Someone once asked me what embodied AI product managers struggle with most every day.

After thinking about it, I realized it’s probably not requirements, roadmaps, or even technology.

In an early-stage startup—especially one fueled by venture capital—the question that keeps coming back is surprisingly simple:

Will what I’m doing today increase the company’s valuation?

It sounds a little cynical, but that’s often the reality.

Sometimes a team spends weeks refining a feature. The engineering is solid, the product works, and everyone feels good about the result. Yet nothing really changes for the company.

On the other hand, some initiatives may not look impressive from a pure product perspective, but they can completely change how investors view the business.

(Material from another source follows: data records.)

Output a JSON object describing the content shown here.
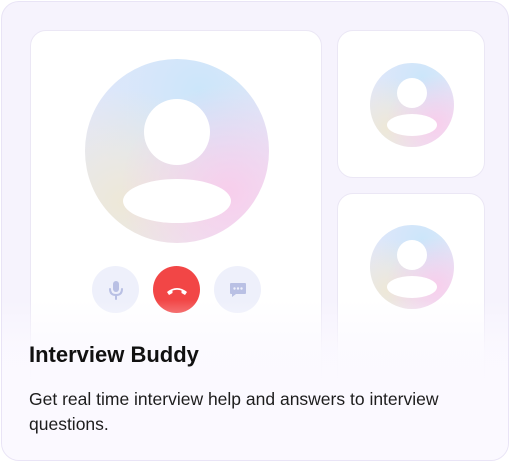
{
  "card": {
    "title": "Interview Buddy",
    "description": "Get real time interview help and answers to interview questions."
  },
  "icons": {
    "mic": "microphone-icon",
    "end_call": "phone-hangup-icon",
    "chat": "chat-bubble-icon",
    "avatar": "user-avatar-icon"
  },
  "colors": {
    "end_call": "#f24646",
    "control_bg": "#eef0fb",
    "control_icon": "#b9c0e4",
    "card_bg": "#f6f3fd"
  }
}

Landing a flagship customer. Deploying the first meaningful batch of robots. Proving that proprietary data can be collected at scale. Discovering a use case that can be replicated across thousands of sites.

None of these things necessarily make the robot smarter overnight. But they can make the company’s future look dramatically different.

That’s why many embodied AI product managers aren’t really doing traditional product management.

They spend much of their time deciding where limited resources should go:

What is worth building?

What can become a defensible advantage?

What moves the company one step closer to the next stage?

Because in this industry, technology changes constantly. Models change. Hardware changes. Markets change.

The only thing that cannot stop is the company’s ability to prove that its future is becoming more valuable.

And more often than not, the product manager is standing at the front of that process.